Logistics/Potential border delays: Brexit may also impact your logistics model and you should make plans to manage potential disruption at the ports. You should:
- Ensure all documentation has been completed in advance and is properly presented to minimise transit disruption;
- Check whether your contracts include penalties for late delivery;
- Consider mitigation options e.g. increasing inventory, shipping routes avoiding RoRo.
Potential Tariffs: these can have a significant impact on the price of goods flowing between the UK and the EU.
- In case of No Deal with the EU, check what tariffs would be applicable to imports from EU into UK (the new UK Global Tariff) and from UK into EU (EU Common Tariff). While the average tariff is about 3%, for some products it is far higher (e.g. agri-foods 40%+, automotive 10%): consider the potential implications for customers and suppliers.

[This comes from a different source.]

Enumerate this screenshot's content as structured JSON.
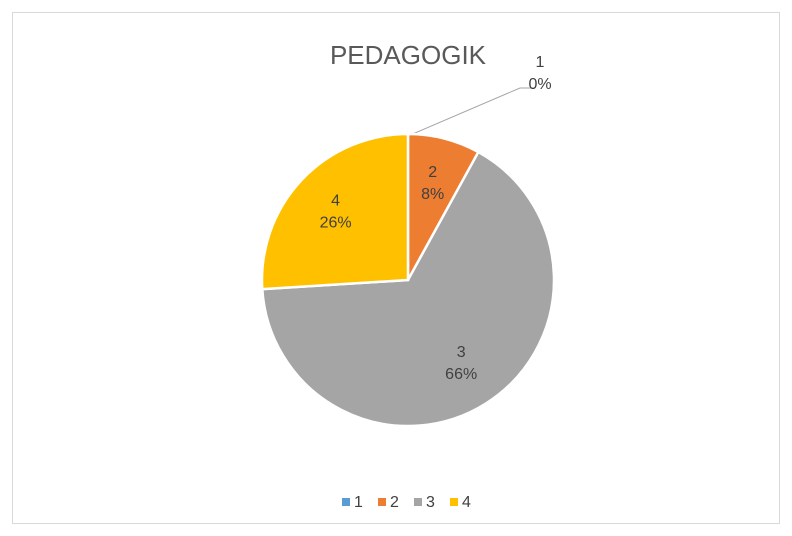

- In case of a Deal, anticipate the likely Rules of Origin requirements to be able to qualify for preferential tariffs. Generally, about half the value of a product must originate in the UK or the EU to benefit from preferential tariffs, or it must have a different tariff classification heading than its components. Ask your suppliers for proof of where they source their content and provide similar details to your customers. If these exchanges reveal that the Rules of Origin requirements may not be met, consider alternative sourcing options.
Trade with non-EU countries: the end of the transition period means the UK no longer benefits from the Free Trade Agreements negotiated by the EU. Check the latest UK Free Trade Agreements with non-EU countries to see what tariffs would become applicable to trade with those countries.
Incoterms, Contracts and Economic Operators: the end of the transition period means that your role in a supply chain may change and the obligations on you and your business may also change. If you have not already done so, you should:
- Be clear who in the supply chain has responsibility for fulfilling customs requirements, including payment of Import VAT and any duties;
- Be clear on any potential changes of status for you, your customer or your supplier. In particular, who will be the ‘importer’ i.e. the economic operator established in the UK who places an imported product on the UK market? The change in status can create some onerous responsibilities around labelling, conformity assessment checks, retention of records etc.
Northern Ireland is particularly complex with different rules and practical requirements applied between goods moving from GB to NI; NI to GB; and NI to the EU. With some elements still to be clarified you should seek guidance on the latest regulatory position and how to mitigate any risks if trade in NI is a significant part of your business.
Andrew Hood (Partner, Head of Brexit Taskforce) and Cliodhna McDonough (Director, Life Sciences Regulation) at Fieldfisher LLP, a European law firm.